Batman Revisited, that’s a good catchphrase for the franchise, anyway. Reading again my “review” of the film from the old (German) blog when it hit the screens last year, I appear to have been thoroughly disappointed with it. I think the only reason why I treated me to the DVD was that a couple of people have been mentioning recently what a brilliant milestone of Comic adaptation that was and how it redefined the craft after all the X-Men and whatever rubbish (that’s not what these people said, they actually liked the X-Men movie(s), which is beyond words).
So I guess you can say I was pleasantly surprised to find myself throroughly entertained on a Sunday afternoon, and while this owes a lot to the fact that recently I am extremely receptive to big-scale blockbuster trash, it is still not far a track into the “good film” realm. Good film is elsewhere, maybe at “Pan’s Labyrinth” or at “Departed” (which I have not seen yet). Or Babel or or or…
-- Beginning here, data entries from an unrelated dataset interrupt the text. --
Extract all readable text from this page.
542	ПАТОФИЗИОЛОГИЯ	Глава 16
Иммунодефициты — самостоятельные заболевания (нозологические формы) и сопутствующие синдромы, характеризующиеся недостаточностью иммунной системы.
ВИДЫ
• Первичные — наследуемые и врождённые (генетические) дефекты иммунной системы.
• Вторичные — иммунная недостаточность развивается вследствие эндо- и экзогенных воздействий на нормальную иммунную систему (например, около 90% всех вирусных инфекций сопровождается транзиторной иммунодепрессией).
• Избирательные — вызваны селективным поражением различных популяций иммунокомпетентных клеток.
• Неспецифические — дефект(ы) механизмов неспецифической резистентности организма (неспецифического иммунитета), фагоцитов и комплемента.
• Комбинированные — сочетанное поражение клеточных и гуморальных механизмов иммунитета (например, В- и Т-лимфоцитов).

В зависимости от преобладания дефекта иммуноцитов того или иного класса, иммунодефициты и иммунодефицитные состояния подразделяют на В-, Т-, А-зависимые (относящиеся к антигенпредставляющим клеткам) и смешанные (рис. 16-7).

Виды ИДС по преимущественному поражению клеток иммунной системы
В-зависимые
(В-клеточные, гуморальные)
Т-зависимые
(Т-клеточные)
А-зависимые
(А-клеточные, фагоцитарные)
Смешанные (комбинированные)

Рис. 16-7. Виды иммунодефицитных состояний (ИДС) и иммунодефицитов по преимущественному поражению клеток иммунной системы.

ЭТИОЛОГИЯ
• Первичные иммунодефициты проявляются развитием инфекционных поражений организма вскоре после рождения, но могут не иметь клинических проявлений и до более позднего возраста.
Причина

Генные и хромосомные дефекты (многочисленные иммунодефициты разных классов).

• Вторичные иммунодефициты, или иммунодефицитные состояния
Michael Caine, while being stuck in his butler-ish habitus for quite a while now, was pleasant to watch, and even though it is a bit hard to take Liam Neeson for a martial arts mastermind, he fit into the series of the “REALLY EVIL GUYS”, established by The Rock or Con Air, if you  know what I mean…
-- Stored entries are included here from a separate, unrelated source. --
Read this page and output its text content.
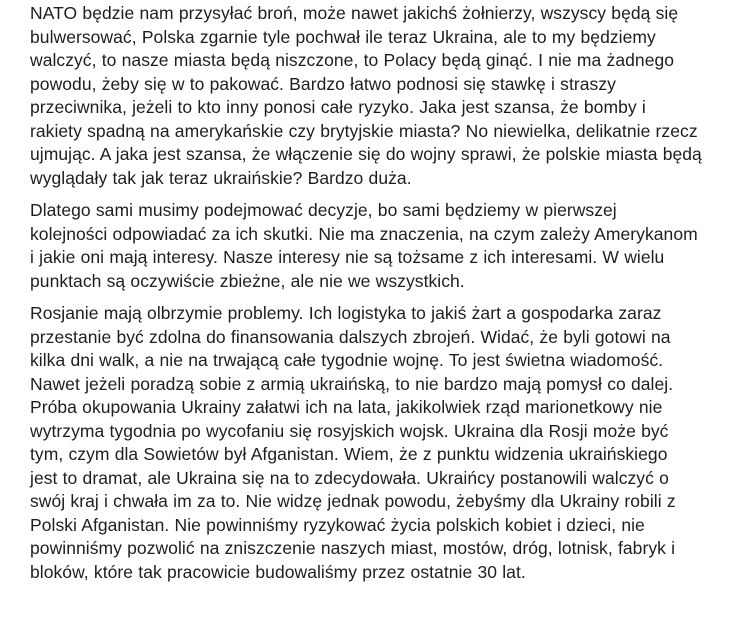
NATO będzie nam przysyłać broń, może nawet jakichś żołnierzy, wszyscy będą się
bulwersować, Polska zgarnie tyle pochwał ile teraz Ukraina, ale to my będziemy
walczyć, to nasze miasta będą niszczone, to Polacy będą ginąć. I nie ma żadnego
powodu, żeby się w to pakować. Bardzo łatwo podnosi się stawkę i straszy
przeciwnika, jeżeli to kto inny ponosi całe ryzyko. Jaka jest szansa, że bomby i
rakiety spadną na amerykańskie czy brytyjskie miasta? No niewielka, delikatnie rzecz
ujmując. A jaka jest szansa, że włączenie się do wojny sprawi, że polskie miasta będą
wyglądały tak jak teraz ukraińskie? Bardzo duża.

Dlatego sami musimy podejmować decyzje, bo sami będziemy w pierwszej
kolejności odpowiadać za ich skutki. Nie ma znaczenia, na czym zależy Amerykanom
i jakie oni mają interesy. Nasze interesy nie są tożsame z ich interesami. W wielu
punktach są oczywiście zbieżne, ale nie we wszystkich.

Rosjanie mają olbrzymie problemy. Ich logistyka to jakiś żart a gospodarka zaraz
przestanie być zdolna do finansowania dalszych zbrojeń. Widać, że byli gotowi na
kilka dni walk, a nie na trwającą całe tygodnie wojnę. To jest świetna wiadomość.
Nawet jeżeli poradzą sobie z armią ukraińską, to nie bardzo mają pomysł co dalej.
Próba okupowania Ukrainy załatwi ich na lata, jakikolwiek rząd marionetkowy nie
wytrzyma tygodnia po wycofaniu się rosyjskich wojsk. Ukraina dla Rosji może być
tym, czym dla Sowietów był Afganistan. Wiem, że z punktu widzenia ukraińskiego
jest to dramat, ale Ukraina się na to zdecydowała. Ukraińcy postanowili walczyć o
swój kraj i chwała im za to. Nie widzę jednak powodu, żebyśmy dla Ukrainy robili z
Polski Afganistan. Nie powinniśmy ryzykować życia polskich kobiet i dzieci, nie
powinniśmy pozwolić na zniszczenie naszych miast, mostów, dróg, lotnisk, fabryk i
bloków, które tak pracowicie budowaliśmy przez ostatnie 30 lat.
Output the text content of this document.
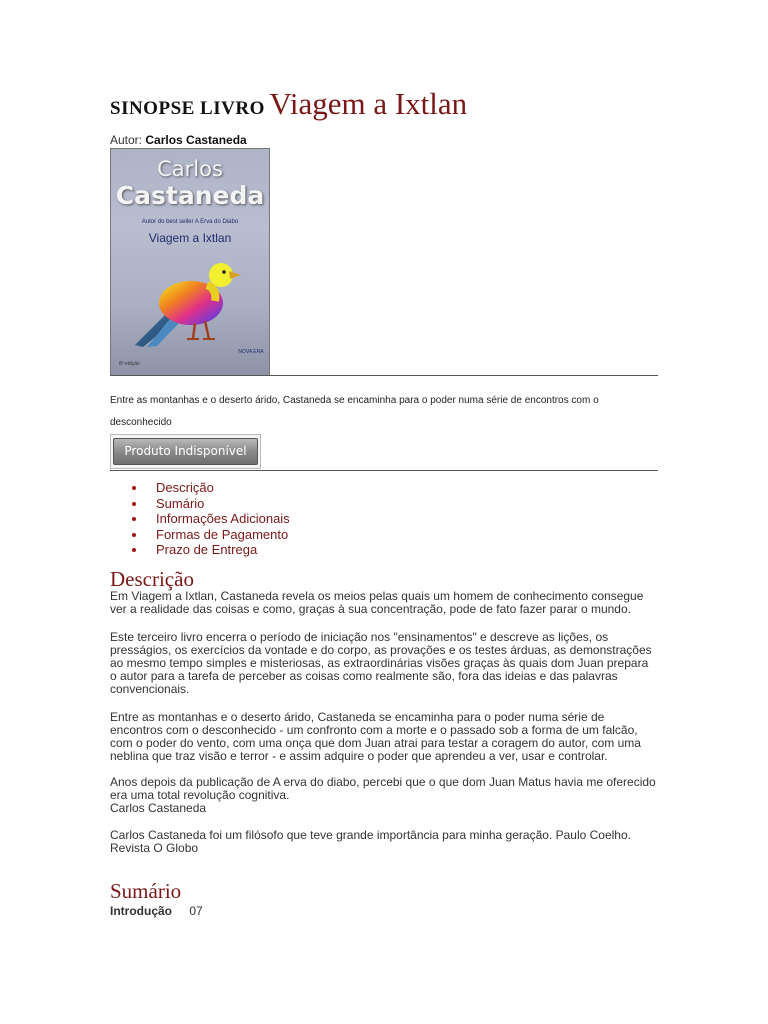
SINOPSE LIVRO Viagem a Ixtlan
Autor: Carlos Castaneda
Carlos
Castaneda
Autor do best seller A Erva do Diabo
Viagem a Ixtlan
8ª edição
NOVA ERA
Entre as montanhas e o deserto árido, Castaneda se encaminha para o poder numa série de encontros com o desconhecido
Produto Indisponível
Descrição
Sumário
Informações Adicionais
Formas de Pagamento
Prazo de Entrega
Descrição

Em Viagem a Ixtlan, Castaneda revela os meios pelas quais um homem de conhecimento consegue ver a realidade das coisas e como, graças à sua concentração, pode de fato fazer parar o mundo.

Este terceiro livro encerra o período de iniciação nos "ensinamentos" e descreve as lições, os presságios, os exercícios da vontade e do corpo, as provações e os testes árduas, as demonstrações ao mesmo tempo simples e misteriosas, as extraordinárias visões graças às quais dom Juan prepara o autor para a tarefa de perceber as coisas como realmente são, fora das ideias e das palavras convencionais.

Entre as montanhas e o deserto árido, Castaneda se encaminha para o poder numa série de encontros com o desconhecido - um confronto com a morte e o passado sob a forma de um falcão, com o poder do vento, com uma onça que dom Juan atrai para testar a coragem do autor, com uma neblina que traz visão e terror - e assim adquire o poder que aprendeu a ver, usar e controlar.

Anos depois da publicação de A erva do diabo, percebi que o que dom Juan Matus havia me oferecido era uma total revolução cognitiva.
Carlos Castaneda

Carlos Castaneda foi um filósofo que teve grande importância para minha geração. Paulo Coelho. Revista O Globo

Sumário
Introdução 07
Ah, I just remember why I watched the DVD: because the reviews of “The Prestige” kept mentioning Batman Begins as a continuation of Mr Nolan’s brilliantly creative carreer, and as things happen: after reading a couple of these I started wondering whether my judgement of a year ago would really hold. Let’s be fair: it holds, but in every bit of trash there’s some preciousness to be found…
 
And I wonder whether the announcement of Batman Begins – Dark Knight (http://imdb.com/title/tt0468569/) leads Nolan on to a Soderbergh-ish path, with Batman earning the mortgage and between them some time for real films? We will see…
 
 
old blog entry:
Subject: Batman Begins (GT, CineStar, 24.06.05)
machen wir’s kurz: Der Film ist bei weitem nicht so schön düster und bedrohlich wie der/das (??) Comic. Es bleibt recht wenig hängen außer der Frage, wie man die ganzen Leute (Oldman, Bale, Caine) dazu gebracht hat, ein wenig langweilig zu interagieren. Kann man sich inesgsamt schon ansehen, aber spätestens bei der dritten Auto-Verfolgungsjagd hat mich eine akute Gähnattacke geplagt (es war immerhin die 23 Uhr-Show). Wer glaubt denn, dass Batman-Zuschauer Autorennen sehen wollen? Auto-Verfolgungsjagden sind seit Steve McQueen einfach durch, das ist End-Ödnis, ein Tarkowskii-Film ist ein Thriller dagegen (kommt mir vermutlich deshalb in den Sinn, weil ich gestern den “Spiegel” aufgenommen habe. Letzte Aktion des Videorecorders in GT, dann kam er in die Kiste)! Ich mag keine Autorennen! Nicht!Nicht!Nicht!
Und Christian Bale mag ich übrigens auch nicht. Was für ein langweiliger Typ. Da ist Daumenlutscher-Orlando (Gruß ans mon…) ja ein echter Charismatiker dagegen.
Worauf freu’ ich mich eigentlich noch im Kino? Wann ist dieses Lochkarten-programmierte Blockbuster-Gesuppe endlich durch und man versteht, dass die Leute keine reißbrettware mehr sehen können? War of the Worlds wird genauso in der Beliebigkeit erstarren, das deutet sich jetzt schon an. Und wenn man jetzt schon den “Hitchhiker’s Guide” aus seiner charmanten TV-Ästhetik der BBC-Serie herausreißt, dann  weiß ich eh nicht mehr.
Die Zukunft muss im chinesischen Arthouse liegen. Da bau ich fest drauf!